I was happy for this one to end. So much violence, so much pain. So many questions I still have unanswered. The author had a hard childhood, through no fault of her parents, I believe. It sounds like they did everything they could for her. I just waited and waited to hear an explanation as to why she was always looking for pain to be inflicted on her. I really hope she can be a good parent to her child!
Honest and unflinching (but you might flinch reading). A gory and gorgeous exploration into the authors life long attraction to pain and violence, juxtaposed with small snippets of her present (pregnant and in the early days of Covid quarantine).

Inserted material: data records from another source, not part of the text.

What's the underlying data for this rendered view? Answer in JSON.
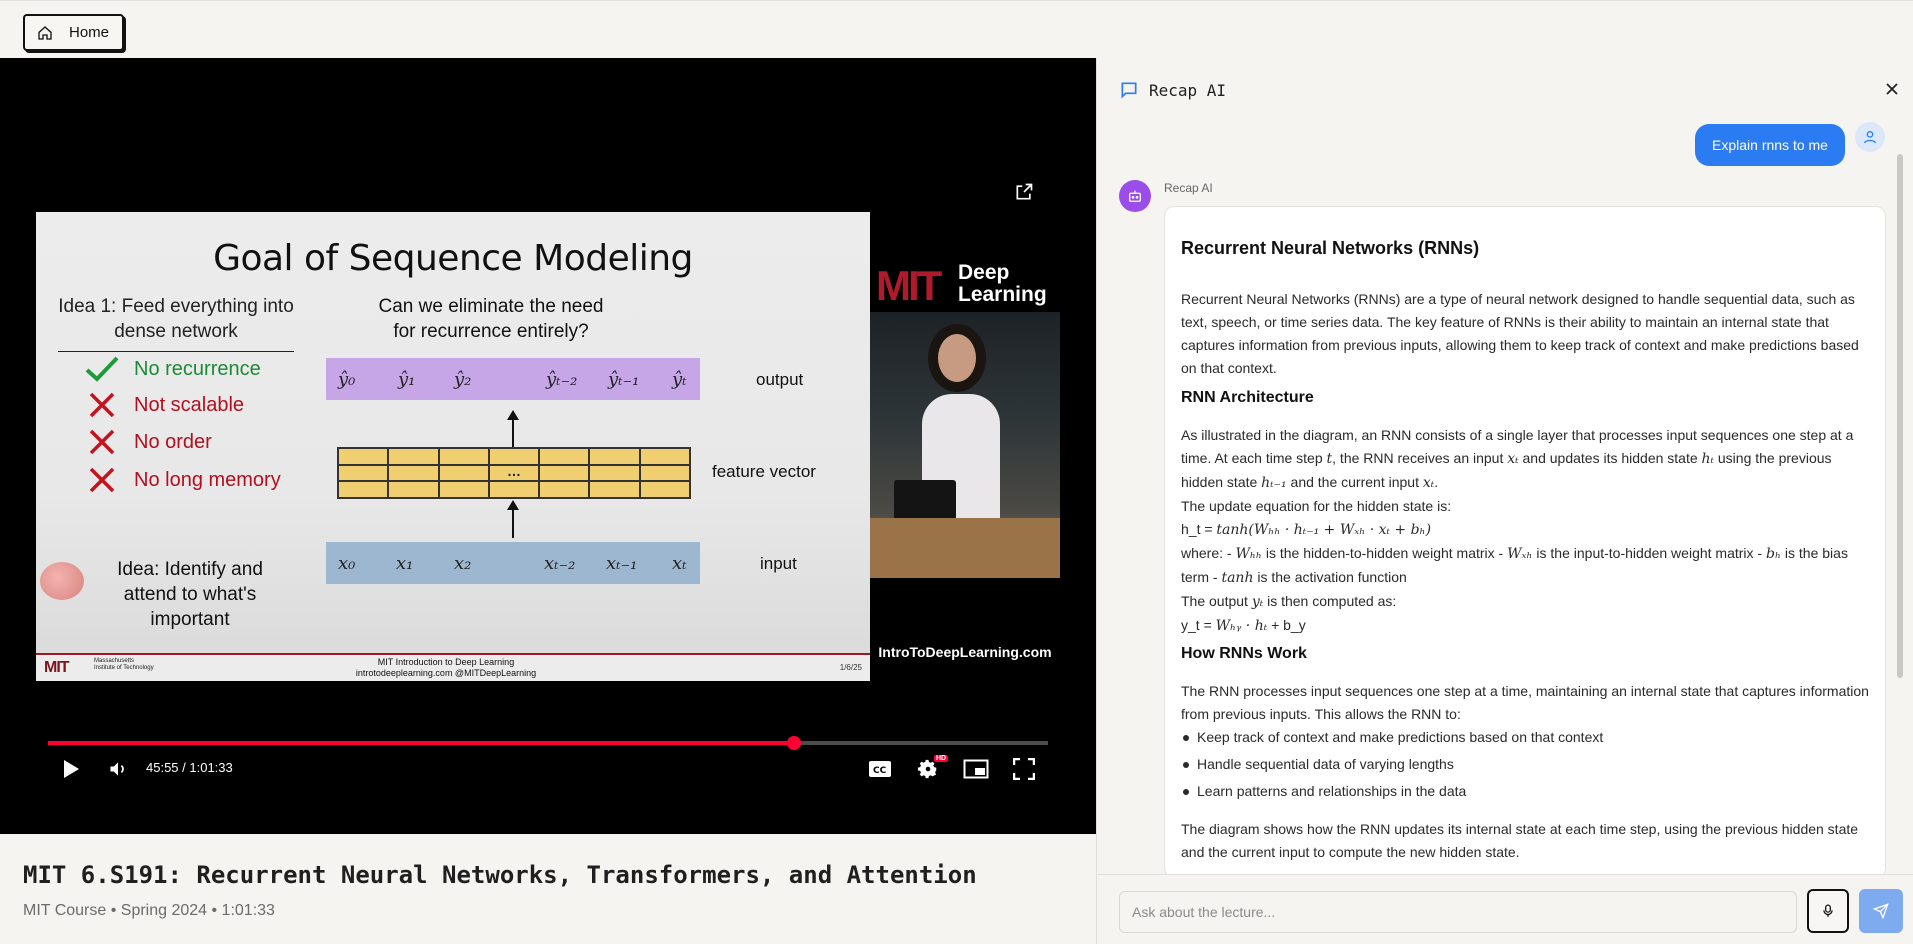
{
  "topbar": {
    "home_label": "Home"
  },
  "slide": {
    "title": "Goal of Sequence Modeling",
    "idea1": "Idea 1: Feed everything into dense network",
    "checks": [
      {
        "label": "No recurrence",
        "ok": true
      },
      {
        "label": "Not scalable",
        "ok": false
      },
      {
        "label": "No order",
        "ok": false
      },
      {
        "label": "No long memory",
        "ok": false
      }
    ],
    "question": "Can we eliminate the need for recurrence entirely?",
    "output_tokens": [
      "ŷ₀",
      "ŷ₁",
      "ŷ₂",
      "ŷₜ₋₂",
      "ŷₜ₋₁",
      "ŷₜ"
    ],
    "input_tokens": [
      "x₀",
      "x₁",
      "x₂",
      "xₜ₋₂",
      "xₜ₋₁",
      "xₜ"
    ],
    "feature_dots": "…",
    "label_output": "output",
    "label_feature": "feature vector",
    "label_input": "input",
    "idea2": "Idea: Identify and attend to what's important",
    "footer_logo": "MIT",
    "footer_institute": "Massachusetts Institute of Technology",
    "footer_course": "MIT Introduction to Deep Learning",
    "footer_links": "introtodeeplearning.com   @MITDeepLearning",
    "footer_page": "1/6/25"
  },
  "stream_overlay": {
    "logo": "MIT",
    "brand": "Deep Learning",
    "site": "IntroToDeepLearning.com"
  },
  "player": {
    "time": "45:55 / 1:01:33",
    "progress": 0.7458,
    "hd_badge": "HD",
    "progress_color": "#ff0033"
  },
  "video": {
    "title": "MIT 6.S191: Recurrent Neural Networks, Transformers, and Attention",
    "meta": "MIT Course • Spring 2024 • 1:01:33"
  },
  "chat": {
    "title": "Recap AI",
    "user_message": "Explain rnns to me",
    "bot_name": "Recap AI",
    "answer": {
      "heading": "Recurrent Neural Networks (RNNs)",
      "intro": "Recurrent Neural Networks (RNNs) are a type of neural network designed to handle sequential data, such as text, speech, or time series data. The key feature of RNNs is their ability to maintain an internal state that captures information from previous inputs, allowing them to keep track of context and make predictions based on that context.",
      "arch_heading": "RNN Architecture",
      "arch_p1_a": "As illustrated in the diagram, an RNN consists of a single layer that processes input sequences one step at a time. At each time step ",
      "arch_p1_t": "t",
      "arch_p1_b": ", the RNN receives an input ",
      "arch_p1_xt": "xₜ",
      "arch_p1_c": " and updates its hidden state ",
      "arch_p1_ht": "hₜ",
      "arch_p1_d": " using the previous hidden state ",
      "arch_p1_htm1": "hₜ₋₁",
      "arch_p1_e": " and the current input ",
      "arch_p1_xt2": "xₜ",
      "arch_p1_f": ".",
      "update_line": "The update equation for the hidden state is:",
      "eq_lhs": "h_t = ",
      "eq_rhs": "tanh(Wₕₕ · hₜ₋₁ + Wₓₕ · xₜ + bₕ)",
      "where_a": "where: - ",
      "where_whh": "Wₕₕ",
      "where_b": " is the hidden-to-hidden weight matrix - ",
      "where_wxh": "Wₓₕ",
      "where_c": " is the input-to-hidden weight matrix - ",
      "where_bh": "bₕ",
      "where_d": " is the bias term - ",
      "where_tanh": "tanh",
      "where_e": " is the activation function",
      "output_a": "The output ",
      "output_yt": "yₜ",
      "output_b": " is then computed as:",
      "out_eq_lhs": "y_t = ",
      "out_eq_mid": "Wₕᵧ · hₜ",
      "out_eq_rhs": " + b_y",
      "how_heading": "How RNNs Work",
      "how_p": "The RNN processes input sequences one step at a time, maintaining an internal state that captures information from previous inputs. This allows the RNN to:",
      "bullets": [
        "Keep track of context and make predictions based on that context",
        "Handle sequential data of varying lengths",
        "Learn patterns and relationships in the data"
      ],
      "closing": "The diagram shows how the RNN updates its internal state at each time step, using the previous hidden state and the current input to compute the new hidden state."
    },
    "input_placeholder": "Ask about the lecture...",
    "send_color": "#7eaaf0",
    "user_bubble_color": "#2b7bf2"
  }
}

I loved this, and at some points, she was able to articulate feelings and experiences I never thought I’d be able to find the words for.
Not sure why this made it to one of my must read lists. Am sorry for all she endured and a glad she found her way to the light she needed. Also glad another woman found her voice and is using it in this world, but the book itself wasn’t all that compelling for me.
I struggle in my response to the book because I found the author, clearly a talented writer, to be so profoundly narcissistic in her relentless obsession with self harm and violence that the book actually turned my stomach. I tried to stay open minded as I read of the evolution of her quest for pain, but in the end found little redeeming worth to her memoir. Having worked closely with traumatized incarcerated women who had been nearly killed through chronic violence, I wished Steines could have met those victims who might have offered her some insight into her mental state. Her sex work juxtaposed with her pregnancy offered no comfort, and I closed the book shaking my head over comments using descriptions such as “erotic” and “funny.” The unflinching candor left me feeling that the author might do better to face her self-centered (and frankly, boring) anecdotes as profound mental illness rather than an undiagnosed mystery. The prose was gorgeous, the story unbearable.
This book is about pain, violence, killing of animals, illness. I did not like those parts at all. A chilling visceral feeling when you read or listen(author has a sultry voice). The author's ability to articulate feelings is incredible and I loved how she was able to look inward. She is highly intelligent.